Difficulty: Medium
Correct Answer: 635
Explanation:
Introduction / Context:
This is an odd man out question based on a number series where the step sizes between terms grow rapidly according to a rule. The task is to find a consistent pattern among most of the terms and then identify the term that does not belong.
Given Data / Assumptions:
Concept / Approach:
In series where the numbers grow quite fast but not purely geometrically, check differences between terms. If those differences themselves follow a regular rule, such as doubling and then adding one, you can identify the intended pattern and then see where it breaks.
Step-by-Step Solution:
Step 1: Compute the differences: 37 − 18 = 19, 76 − 37 = 39, 155 − 76 = 79, 314 − 155 = 159, 635 − 314 = 321.
Step 2: Observe the first four differences: 19, 39, 79, 159. Each term is almost double the previous one plus 1.
Step 3: Check: 19 * 2 + 1 = 39, 39 * 2 + 1 = 79, 79 * 2 + 1 = 159. The pattern is consistent for these.
Step 4: Continue the rule: the next difference should be 159 * 2 + 1 = 318 + 1 = 319.
Step 5: Add this to 314 to get the next correct term: 314 + 319 = 633.
Step 6: The series therefore should be 18, 37, 76, 155, 314, 633. The given term 635 does not match this value and is off by 2.
Verification / Alternative check:
With the corrected last term 633, the difference pattern 19, 39, 79, 159, 319 is perfectly consistent and follows difference_{n+1} = 2 * difference_n + 1. No other correction aligns with such a simple rule, so the logical conclusion is that 635 is the erroneous term.

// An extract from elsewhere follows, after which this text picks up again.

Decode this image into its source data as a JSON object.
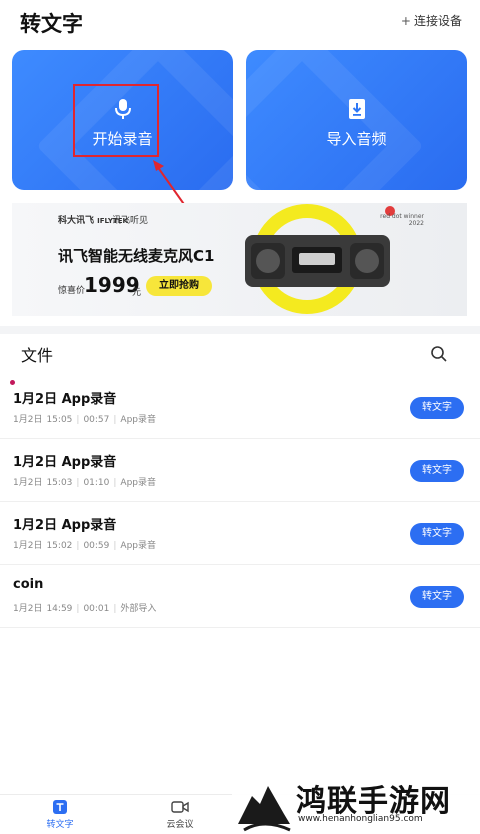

Why Other Options Are Wrong:
If we remove 37, 155, or 314, the remaining series cannot be made to fit the clean difference doubling plus one pattern. For example, without 155 the transition between 76 and 314 does not fit the rule. Hence only 635 stands out as the incorrect term.
Common Pitfalls:
Learners sometimes check only the original numbers and miss the structure in the differences. Another error is to try multiplicative rules directly on the main terms, which here would produce ratios that are not as simple as the difference pattern. For series questions, always check both differences and ratios, and prefer the explanation that is simple and consistent across the longest stretch of terms.
Final Answer:
The number that does not fit the intended pattern is 635.